Pickett has become a lightning rod for the Steelers’ fanbase, with many, especially those who cheer for the Panthers on Saturdays, insisting that the Steelers wasted Pickett’s talent. Him putting up very solid numbers as a backup for Jalen Hurts in Philadelphia this season has done little to lessen that stance.
Others are critical of the way Pickett handled his opportunity, with the end-of-season drama in Seattle being seen as a connecting thread to the Steelers’ defensive stars recruiting Russell Wilson to replace Pickett last March.
Still others believe that the blame lays with the Steelers taking Pickett in the first place. The five-year college starter was seen as a safe, but low-upside choice. The fact that it didn’t work out, shows how folly the word safe can be when describing a draft pick. Two years removed from the draft, Liberty’s Malik Willis appears to be the more-promising player to be an NFL starter. Iowa State’s Brock Purdy, taken in the seventh round by the San Francisco 49ers, has been the best passer in the class.
None of those stances are completely correct, but none of them are wrong, either. The Steelers did not do the best possible job of preparing for success. Pickett did not handle his opportunity as well as he could have. The situation does prove the risk of even what are considered to be the safest draft picks and shows why prioritizing upside is important when there’s no such thing as a sure thing.
Right now, Pickett is happy. He played well when he got the call for the Eagles this season, and his team is on the cusp of championship glory. That’s a pretty good place for a football player to be.
“Yeah, man, it came a long way,” Pickett said to Steelers Now at NFL Opening Night on Monday. “You never know where the game’s gonna take you. Just, I’m grateful to be here, just be where your feet are. If you put everything into the team, good things happen, so it’s been a good year.”
Despite playing well in his 134 snaps this season, Pickett is not a major reason the Eagles are in the Super Bowl. But he feels the trade that sent him to Philly has aided his NFL development. When Pickett requested to be traded following the Steelers’ signing of Wilson, they could have sent him anywhere. He’s gotten to grow and learn in one of the best offensive environments of football, with the Eagles providing the development chops the Steelers lacked. They made Hurts one of the better starters in football after using a second-round pick on him in 2020
“Every place does it differently, but the ultimate goal is to be here [at the Super Bowl],” Pickett said. “There’s different ways to get here. I think this team, this franchise, has a really good plan on trying to get here. Seeing the way guys show up to work every day, there’s really no distractions. Guys are locked in, and there’s no secret as to why we’re here. We’ve got good players that show up to work.”
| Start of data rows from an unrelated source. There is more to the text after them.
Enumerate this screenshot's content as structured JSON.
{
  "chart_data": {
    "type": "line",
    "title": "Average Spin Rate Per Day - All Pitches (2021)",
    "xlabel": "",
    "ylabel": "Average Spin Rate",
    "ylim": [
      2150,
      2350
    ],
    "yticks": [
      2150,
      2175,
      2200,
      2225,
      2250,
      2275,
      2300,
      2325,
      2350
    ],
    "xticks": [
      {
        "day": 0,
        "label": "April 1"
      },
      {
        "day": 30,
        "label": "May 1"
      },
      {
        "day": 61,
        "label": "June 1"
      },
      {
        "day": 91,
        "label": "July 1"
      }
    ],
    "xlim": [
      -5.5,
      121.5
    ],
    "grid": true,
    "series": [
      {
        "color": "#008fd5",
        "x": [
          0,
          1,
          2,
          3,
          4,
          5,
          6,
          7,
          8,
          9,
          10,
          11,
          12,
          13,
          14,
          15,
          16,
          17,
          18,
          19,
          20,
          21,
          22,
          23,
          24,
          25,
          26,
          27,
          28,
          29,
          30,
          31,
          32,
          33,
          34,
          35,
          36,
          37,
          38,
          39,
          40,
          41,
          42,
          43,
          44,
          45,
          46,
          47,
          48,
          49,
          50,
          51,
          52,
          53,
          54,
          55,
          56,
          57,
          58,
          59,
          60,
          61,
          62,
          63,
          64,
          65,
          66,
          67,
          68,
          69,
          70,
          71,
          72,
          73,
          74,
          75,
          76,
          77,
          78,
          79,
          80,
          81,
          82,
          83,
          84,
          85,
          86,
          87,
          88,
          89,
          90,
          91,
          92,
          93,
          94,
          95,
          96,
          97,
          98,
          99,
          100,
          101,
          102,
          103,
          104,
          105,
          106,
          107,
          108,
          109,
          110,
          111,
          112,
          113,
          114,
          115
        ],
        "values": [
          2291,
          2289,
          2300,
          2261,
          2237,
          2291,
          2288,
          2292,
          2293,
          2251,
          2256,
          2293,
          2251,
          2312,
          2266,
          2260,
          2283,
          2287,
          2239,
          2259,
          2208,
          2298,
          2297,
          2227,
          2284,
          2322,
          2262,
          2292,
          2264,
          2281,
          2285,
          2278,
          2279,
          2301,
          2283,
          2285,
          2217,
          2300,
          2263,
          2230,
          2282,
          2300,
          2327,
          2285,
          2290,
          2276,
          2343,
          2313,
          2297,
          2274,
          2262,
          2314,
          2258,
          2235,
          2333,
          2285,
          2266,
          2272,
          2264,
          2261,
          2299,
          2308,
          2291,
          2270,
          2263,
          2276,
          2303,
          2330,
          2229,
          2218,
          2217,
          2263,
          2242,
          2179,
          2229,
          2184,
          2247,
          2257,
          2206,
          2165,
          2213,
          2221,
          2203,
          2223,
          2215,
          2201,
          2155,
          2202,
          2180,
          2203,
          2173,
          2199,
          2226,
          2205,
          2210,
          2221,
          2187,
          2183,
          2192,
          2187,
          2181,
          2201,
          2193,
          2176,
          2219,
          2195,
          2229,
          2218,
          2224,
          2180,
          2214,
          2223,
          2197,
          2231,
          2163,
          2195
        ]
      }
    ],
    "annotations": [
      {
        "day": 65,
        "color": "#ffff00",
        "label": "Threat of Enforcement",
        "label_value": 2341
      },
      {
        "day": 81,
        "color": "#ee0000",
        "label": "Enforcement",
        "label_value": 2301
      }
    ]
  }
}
But it’s also not really where Pickett wants to be, either. I’m sure he’s perfectly happy in the Eagles midnight green and white, the colors he wore while cheering on Donovan McNabb as a youngster, but that second-place spot on the depth chart isn’t something many young players are satisfied by. Hurts isn’t going anywhere anytime soon, signed to a contract through 2028.

This is a joyous week to, in his words, be where his feet are, but it’s clear there’s some regret from Pickett about the path to this point, and ways that things could have turned out differently.
“There’s ups and downs, like a lot of guys have around the league,” he said. “I’m grateful for all the people I’ve met [in Pittsburgh]. I wish it would have ended differently, but I’m here now, and I’m really excited to be at this game.”
The future for Pickett is uncertain. He’s unlikely to get his starting shot with the Eagles any time soon. There’s also little incentive for Philadelphia to consider trading him. He has at least one more season left on his rookie contract (the Eagles hold the fifth-year option for him in 2026 that they must decide on this summer.)
Whether he will get the opportunity to be a starter again is, at this point, very uncertain. About the only sure thing is that as long as Pickett remains unproven, and the Steelers remain unable to successfully fill their quarterback vacancy, he’s going to continue to be a source of controversy for the team and its fans.